A la noche siguiente, Denzo D’han se presentó en los aposentos del príncipe Quentyn para negociar las condiciones.

—Se reunirá con vos por la mañana, junto al mercado de especias. Veréis una puerta marcada con un loto violeta; llamad dos veces y gritad «Libertad».

—De acuerdo —asintió Quentyn—. Arch y Gerris me acompañarán; decidle que puede llevar también dos hombres, no más.

—Como desee mi príncipe. —Las palabras eran corteses, pero había malicia en el tono, y los ojos del poeta guerrero tenían un destello de burla—. Venid al anochecer y aseguraos de que no os siguen.

Los dornienses salieron de la Gran Pirámide una hora antes del ocaso, por si se perdían en algún callejón o no encontraban el loto violeta a la primera. Quentyn y Gerris llevaban la espada al cinto; el grandullón, el martillo cruzado tras la ancha espalda.
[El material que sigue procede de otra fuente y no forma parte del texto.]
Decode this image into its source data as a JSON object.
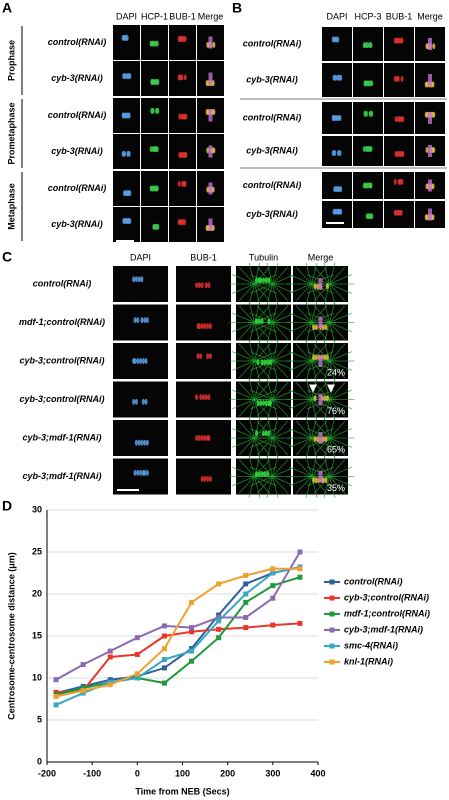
{
  "panel_a": {
    "label": "A",
    "columns": [
      "DAPI",
      "HCP-1",
      "BUB-1",
      "Merge"
    ],
    "stages": [
      "Prophase",
      "Prometaphase",
      "Metaphase"
    ],
    "rows": [
      "control(RNAi)",
      "cyb-3(RNAi)",
      "control(RNAi)",
      "cyb-3(RNAi)",
      "control(RNAi)",
      "cyb-3(RNAi)"
    ]
  },
  "panel_b": {
    "label": "B",
    "columns": [
      "DAPI",
      "HCP-3",
      "BUB-1",
      "Merge"
    ],
    "rows": [
      "control(RNAi)",
      "cyb-3(RNAi)",
      "control(RNAi)",
      "cyb-3(RNAi)",
      "control(RNAi)",
      "cyb-3(RNAi)"
    ]
  },
  "panel_c": {
    "label": "C",
    "columns": [
      "DAPI",
      "BUB-1",
      "Tubulin",
      "Merge"
    ],
    "rows": [
      "control(RNAi)",
      "mdf-1;control(RNAi)",
      "cyb-3;control(RNAi)",
      "cyb-3;control(RNAi)",
      "cyb-3;mdf-1(RNAi)",
      "cyb-3;mdf-1(RNAi)"
    ],
    "percentages": [
      null,
      null,
      "24%",
      "76%",
      "65%",
      "35%"
    ]
  },
  "chart_data": {
    "type": "line",
    "panel_label": "D",
    "x_label": "Time from NEB (Secs)",
    "y_label": "Centrosome-centrosome distance (μm)",
    "x": [
      -180,
      -120,
      -60,
      0,
      60,
      120,
      180,
      240,
      300,
      360
    ],
    "xlim": [
      -200,
      400
    ],
    "xticks": [
      -200,
      -100,
      0,
      100,
      200,
      300,
      400
    ],
    "ylim": [
      0,
      30
    ],
    "yticks": [
      0,
      5,
      10,
      15,
      20,
      25,
      30
    ],
    "grid": true,
    "legend": "right",
    "series": [
      {
        "name": "control(RNAi)",
        "color": "#2f5fa0",
        "values": [
          8.2,
          9.0,
          9.8,
          10.2,
          11.2,
          13.5,
          17.5,
          21.2,
          22.5,
          23.2
        ]
      },
      {
        "name": "cyb-3;control(RNAi)",
        "color": "#e8382a",
        "values": [
          8.3,
          8.5,
          12.5,
          12.8,
          15.0,
          15.5,
          15.8,
          16.0,
          16.3,
          16.5
        ]
      },
      {
        "name": "mdf-1;control(RNAi)",
        "color": "#1f9a3a",
        "values": [
          8.0,
          8.8,
          9.5,
          10.0,
          9.4,
          12.0,
          14.8,
          19.0,
          21.0,
          22.0
        ]
      },
      {
        "name": "cyb-3;mdf-1(RNAi)",
        "color": "#8a6bb0",
        "values": [
          9.8,
          11.6,
          13.2,
          14.8,
          16.2,
          16.0,
          17.2,
          17.2,
          19.5,
          25.0
        ]
      },
      {
        "name": "smc-4(RNAi)",
        "color": "#3aa8c1",
        "values": [
          6.8,
          8.2,
          9.5,
          10.0,
          12.2,
          13.2,
          16.8,
          20.0,
          22.5,
          23.2
        ]
      },
      {
        "name": "knl-1(RNAi)",
        "color": "#f0a030",
        "values": [
          7.8,
          8.5,
          9.2,
          10.5,
          13.5,
          19.0,
          21.2,
          22.2,
          23.0,
          23.0
        ]
      }
    ]
  }
}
—Aún no es tarde para salir de este sainete —suplicó Gerris cuando tomaron un fétido callejón que conducía al viejo mercado de especias. El aire olía a orina, y a lo lejos se oía el estruendo de las llantas de hierro de un carro de cadáveres—. El Viejo Bill Huesos decía siempre que Meris la Bella podía prolongar la agonía de un hombre durante toda una luna. ¡Les mentimos, Quent! Los utilizamos para llegar aquí y luego nos pasamos a los Cuervos de Tormenta.

—Como nos habían ordenado.

—Ya, pero Remiendos no esperaba que lo consiguiéramos —intervino el grandullón—. Los otros, ser Orson, Dick Heno, Hungerford y Will de los Bosques, siguen en alguna mazmorra gracias a nosotros. No creo que al viejo Harapos le hiciera mucha gracia.

—No —reconoció el príncipe Quentyn—, pero le gusta el oro.

—Una pena que no tengamos —dijo Gerris entre risas—. ¿Confías en esta paz, Quent? Yo no. Media ciudad llama héroe al matadragones, y la otra media escupe sangre con solo oír su nombre.